Useful Formulas
MDPs and RL
• Q-learningupdate:Qk+1(s,a)=Qk(s,a)+α(Rt+1+maxa’ γQk(s’,a’)−Qk(s,a)).
• Sarsa update: Qk+1(s,a)=Qk(s,a)+α(Rt+1+γQ(s’ ,a’)−Qk(s,a)).
Copyright By PowCoder代写 加微信 powcoder
1. What is an MDP? What are the elements that define an MDP?

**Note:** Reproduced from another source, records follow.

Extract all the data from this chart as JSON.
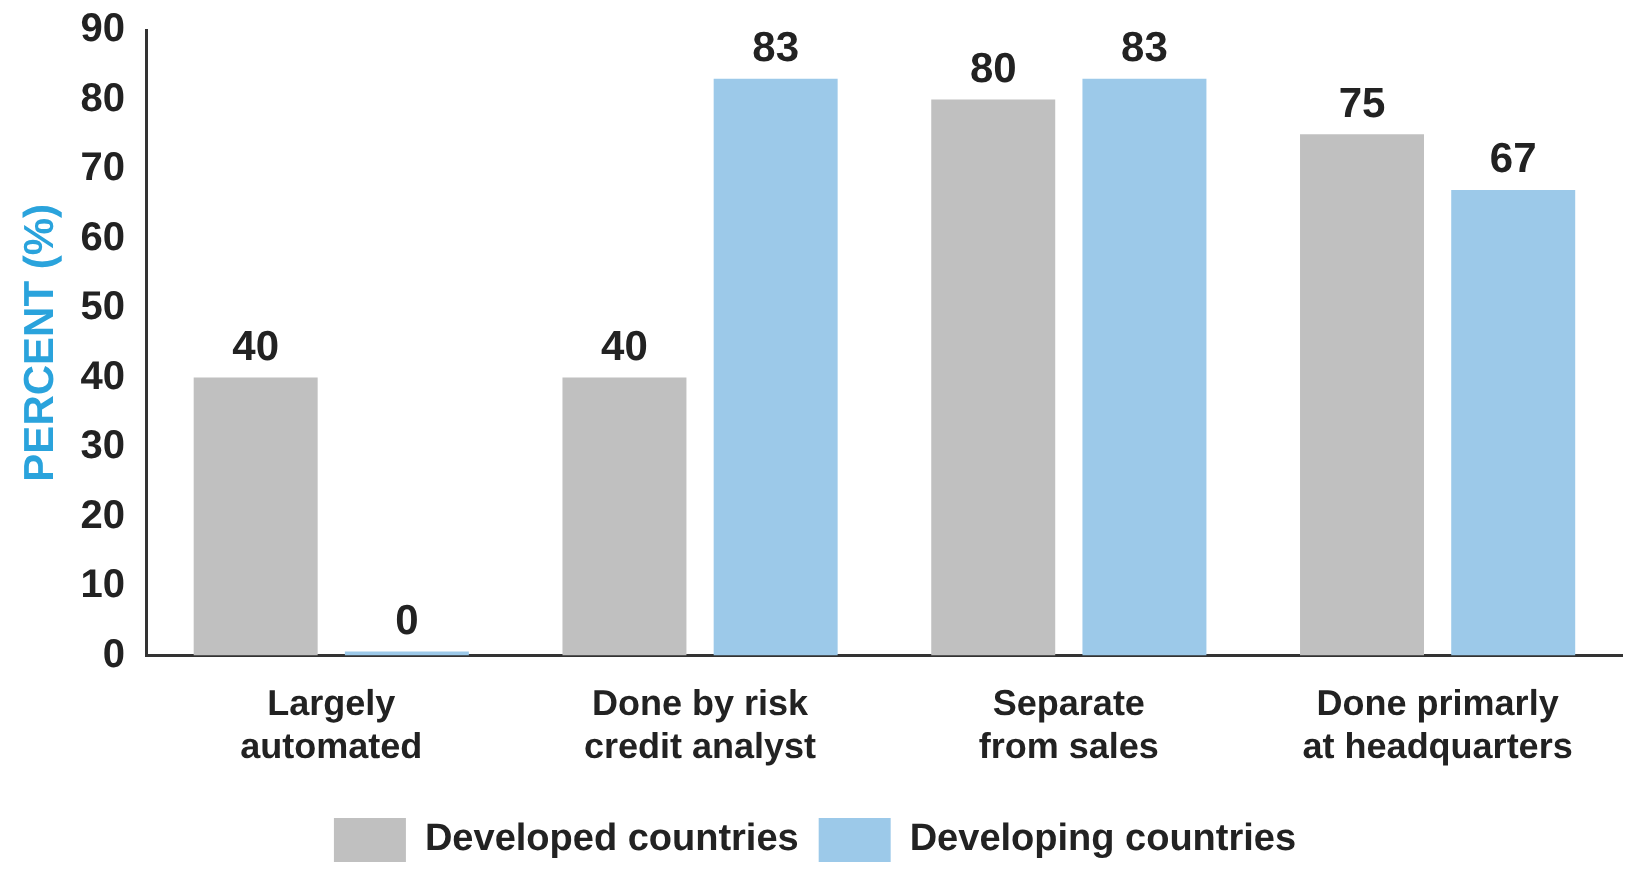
{
  "chart_data": {
    "type": "bar",
    "ylabel": "PERCENT (%)",
    "categories": [
      "Largely\nautomated",
      "Done by risk\ncredit analyst",
      "Separate\nfrom sales",
      "Done primarly\nat headquarters"
    ],
    "series": [
      {
        "name": "Developed countries",
        "color": "#c0c0c0",
        "values": [
          40,
          40,
          80,
          75
        ]
      },
      {
        "name": "Developing countries",
        "color": "#9cc9e9",
        "values": [
          0,
          83,
          83,
          67
        ]
      }
    ],
    "ylim": [
      0,
      90
    ],
    "yticks": [
      0,
      10,
      20,
      30,
      40,
      50,
      60,
      70,
      80,
      90
    ],
    "grid": false,
    "legend": "bottom",
    "data_labels": true
  }
}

A Markov Decision Process is a controllable stochastic process in which the next state and reward depend solely on the current state. It is a tuple ⟨S , A , T , r ⟩ where S is a set of states, A is a set of actions, T is the transition function, and r is the reward function.
2. What makes a transition system Markovian?
The distribution of the next state and the reward depend only on the current state, that is:
p(st+1=s,rt+1=r|s0,a0,s1,a1,…,st ,at)=p(st+1=s,rt+1=r|st ,at)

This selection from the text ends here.